Al-Wefaq stressed that Bahrainis live in one third of Bahrain, while the other two thirds accommodate the five cities referred to without the need to encroach on natural oases, noting that there are uninhabited islands where such cities can be established, such as Umm an Nasan island, which is three times the size of Muharraq Island, indicating that this raises significant questions about ignoring the islands and resorting to natural sea oases.
The society also pointed out in its statement that all projects to burry part of Bahrain seas to establish private housing islands and investment projects such as Durrat Al Bahrain, Amwaj, Nourana, Dilmunia and other projects didn't allocate any part to housing projects for citizens, but for private projects that yield hundreds of millions to private people's pockets.
It revealed that all those invested islands and areas didn't add any money to the state general budget from the revenues of selling investment properties, which were built on burying spaces from sea. Nothing has been added to the state's general budget since Bahrain's independence in 1971 to date.

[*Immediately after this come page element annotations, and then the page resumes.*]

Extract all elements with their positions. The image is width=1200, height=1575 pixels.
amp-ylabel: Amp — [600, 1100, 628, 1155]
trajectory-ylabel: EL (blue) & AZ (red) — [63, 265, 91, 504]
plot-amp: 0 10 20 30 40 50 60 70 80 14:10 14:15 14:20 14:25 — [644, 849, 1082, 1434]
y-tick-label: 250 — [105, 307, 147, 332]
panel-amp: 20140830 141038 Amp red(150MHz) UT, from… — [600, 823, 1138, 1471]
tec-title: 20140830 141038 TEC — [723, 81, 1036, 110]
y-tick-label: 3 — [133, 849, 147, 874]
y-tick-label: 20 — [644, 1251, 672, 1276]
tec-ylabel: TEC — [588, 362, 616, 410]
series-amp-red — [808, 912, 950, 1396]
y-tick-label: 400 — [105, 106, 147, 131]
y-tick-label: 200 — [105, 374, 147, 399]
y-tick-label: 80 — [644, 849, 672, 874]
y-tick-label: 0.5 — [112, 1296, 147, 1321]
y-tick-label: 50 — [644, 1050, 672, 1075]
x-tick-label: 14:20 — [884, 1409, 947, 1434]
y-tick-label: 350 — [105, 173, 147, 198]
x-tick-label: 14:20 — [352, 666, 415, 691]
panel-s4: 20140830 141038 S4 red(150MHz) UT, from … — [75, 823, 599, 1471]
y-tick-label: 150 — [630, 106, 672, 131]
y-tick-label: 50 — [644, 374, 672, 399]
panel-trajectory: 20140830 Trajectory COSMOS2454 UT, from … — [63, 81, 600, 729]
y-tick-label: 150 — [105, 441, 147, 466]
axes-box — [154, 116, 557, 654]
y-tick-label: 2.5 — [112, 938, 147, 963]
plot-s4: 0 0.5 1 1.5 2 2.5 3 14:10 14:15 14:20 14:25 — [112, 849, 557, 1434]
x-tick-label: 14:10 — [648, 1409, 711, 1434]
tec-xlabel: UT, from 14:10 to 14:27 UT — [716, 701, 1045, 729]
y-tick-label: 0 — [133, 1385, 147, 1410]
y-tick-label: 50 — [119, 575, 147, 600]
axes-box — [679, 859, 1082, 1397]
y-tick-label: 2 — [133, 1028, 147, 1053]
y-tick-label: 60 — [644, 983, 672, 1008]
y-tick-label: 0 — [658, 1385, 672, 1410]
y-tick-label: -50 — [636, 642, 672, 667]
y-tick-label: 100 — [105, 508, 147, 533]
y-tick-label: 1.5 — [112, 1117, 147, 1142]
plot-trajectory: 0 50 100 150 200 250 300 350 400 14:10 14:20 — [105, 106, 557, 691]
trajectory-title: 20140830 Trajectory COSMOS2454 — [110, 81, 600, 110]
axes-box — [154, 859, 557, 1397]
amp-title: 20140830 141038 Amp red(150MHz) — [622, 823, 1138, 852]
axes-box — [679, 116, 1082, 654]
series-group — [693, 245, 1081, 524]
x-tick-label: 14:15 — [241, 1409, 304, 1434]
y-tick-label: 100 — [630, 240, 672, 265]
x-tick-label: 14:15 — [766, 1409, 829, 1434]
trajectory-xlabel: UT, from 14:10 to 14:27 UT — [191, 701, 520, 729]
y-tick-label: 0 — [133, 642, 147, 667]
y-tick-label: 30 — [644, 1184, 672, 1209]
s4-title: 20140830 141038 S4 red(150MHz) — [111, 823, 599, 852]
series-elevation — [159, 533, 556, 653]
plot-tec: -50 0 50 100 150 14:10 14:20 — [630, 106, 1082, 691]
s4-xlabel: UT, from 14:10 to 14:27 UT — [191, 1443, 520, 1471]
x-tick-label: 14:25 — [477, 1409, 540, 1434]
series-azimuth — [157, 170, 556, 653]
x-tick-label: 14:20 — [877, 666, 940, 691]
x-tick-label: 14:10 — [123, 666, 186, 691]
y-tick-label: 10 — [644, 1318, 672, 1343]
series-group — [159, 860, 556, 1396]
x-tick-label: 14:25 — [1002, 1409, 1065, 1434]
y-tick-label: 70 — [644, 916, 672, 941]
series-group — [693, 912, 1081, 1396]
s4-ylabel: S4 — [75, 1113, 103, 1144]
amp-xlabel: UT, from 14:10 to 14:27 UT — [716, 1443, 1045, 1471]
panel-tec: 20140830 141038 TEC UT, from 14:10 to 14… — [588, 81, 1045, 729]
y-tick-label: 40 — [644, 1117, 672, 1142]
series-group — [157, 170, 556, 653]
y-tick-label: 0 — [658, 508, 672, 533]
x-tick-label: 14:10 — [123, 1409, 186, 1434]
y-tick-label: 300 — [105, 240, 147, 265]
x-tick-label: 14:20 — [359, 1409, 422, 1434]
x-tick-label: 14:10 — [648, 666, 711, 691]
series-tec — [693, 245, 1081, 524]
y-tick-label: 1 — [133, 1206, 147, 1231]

Al-Wefaq concluded its statement by referring to a model of revenues that are supposed to be obtained from the process of burying the sea and the sale of the property in the area opposite the coast of Karana which constitute about BD13 billion, noting that these huge revenues went into the pockets of powerful individuals who are above the law and above the state. It noted that if these areas were invested fairly, they would have helped save Bahrain from all its economic crises, debts and financial deficits.